Getting started with Mercurial on Windows
Microsoft made a big move recently by supporting Mercurial on Codeplex. The company I was working for in 2009 was contemplating moving to a DVCS (Distributed Version Control System) and had we made the move, we would have gone to Mercurial. So I’ve been using Mercurial off and on for the last 8 months and have been pleased with the ease of use and the clean command set.
If you are just starting with Mercurial here are some basic commands that will get you going.
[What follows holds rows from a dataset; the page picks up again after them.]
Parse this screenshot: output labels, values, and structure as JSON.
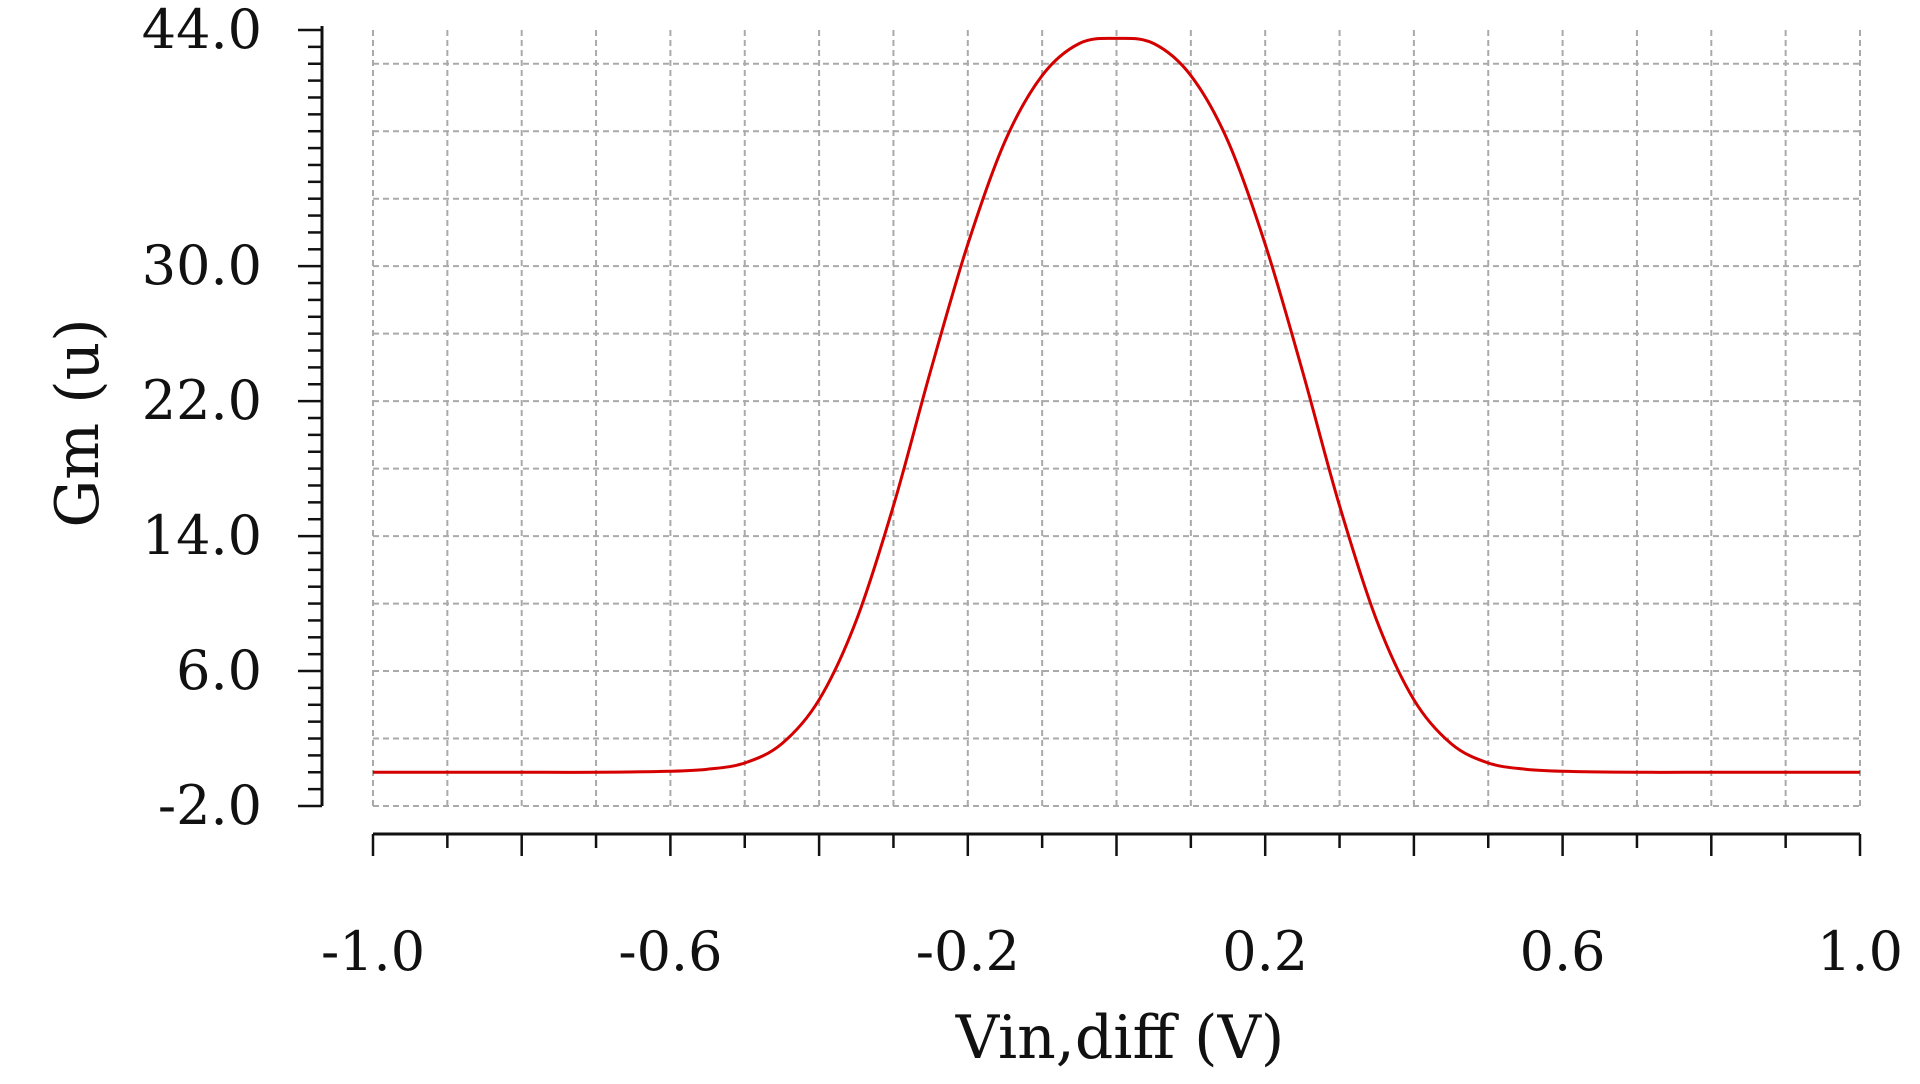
{
  "chart_data": {
    "type": "line",
    "title": "",
    "xlabel": "Vin,diff (V)",
    "ylabel": "Gm (u)",
    "xlim": [
      -1.0,
      1.0
    ],
    "ylim": [
      -2.0,
      44.0
    ],
    "x_tick_labels": [
      "-1.0",
      "-0.6",
      "-0.2",
      "0.2",
      "0.6",
      "1.0"
    ],
    "x_tick_values": [
      -1.0,
      -0.6,
      -0.2,
      0.2,
      0.6,
      1.0
    ],
    "y_tick_labels": [
      "44.0",
      "30.0",
      "22.0",
      "14.0",
      "6.0",
      "-2.0"
    ],
    "y_tick_values": [
      44.0,
      30.0,
      22.0,
      14.0,
      6.0,
      -2.0
    ],
    "grid": true,
    "series": [
      {
        "color": "#d40000",
        "x": [
          -1.0,
          -0.9,
          -0.8,
          -0.7,
          -0.6,
          -0.55,
          -0.5,
          -0.45,
          -0.4,
          -0.35,
          -0.3,
          -0.25,
          -0.2,
          -0.15,
          -0.1,
          -0.05,
          0.0,
          0.05,
          0.1,
          0.15,
          0.2,
          0.25,
          0.3,
          0.35,
          0.4,
          0.45,
          0.5,
          0.55,
          0.6,
          0.7,
          0.8,
          0.9,
          1.0
        ],
        "y": [
          0.0,
          0.0,
          0.0,
          0.0,
          0.06,
          0.18,
          0.55,
          1.7,
          4.3,
          9.0,
          15.8,
          23.8,
          31.3,
          37.4,
          41.3,
          43.2,
          43.5,
          43.2,
          41.3,
          37.4,
          31.3,
          23.8,
          15.8,
          9.0,
          4.3,
          1.7,
          0.55,
          0.18,
          0.06,
          0.0,
          0.0,
          0.0,
          0.0
        ]
      }
    ]
  }
}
For the sake of this article, I’m going to use Orchard as the example repository.
-Orchard source url: https://hg01.codeplex.com/orchard
-Clone repository: hg clone https://hg01.codeplex.com/orchard
-Clone repository (named working directory): hg clone https://hg01.codeplex.com/orchard my_dir
-Pull source from remote: hg pull -u
**Note: ‘-u’ is important since it updates your local working copy after pulling the latest
-Local commit: hg ci -m “some message”
**Note: Remember that you are committing to you local repository, you still need to ‘push’ to your remote repository.
-Push commits to remote: hg push
**Note: this command will likely request your credentials
-Check status of local files: hg status
-View the commit log: hg log
-View the most recent commit: hg tip
If you prefer to use visual tools then just type ‘hgtk’ at your command line and you will see all of the commands that will launch visual Mercurial tools. The following is an example for the visual log.
-View visual log of commits: hgtk log
If you have been using git or bazaar, then switching to Mercurial should be trivial.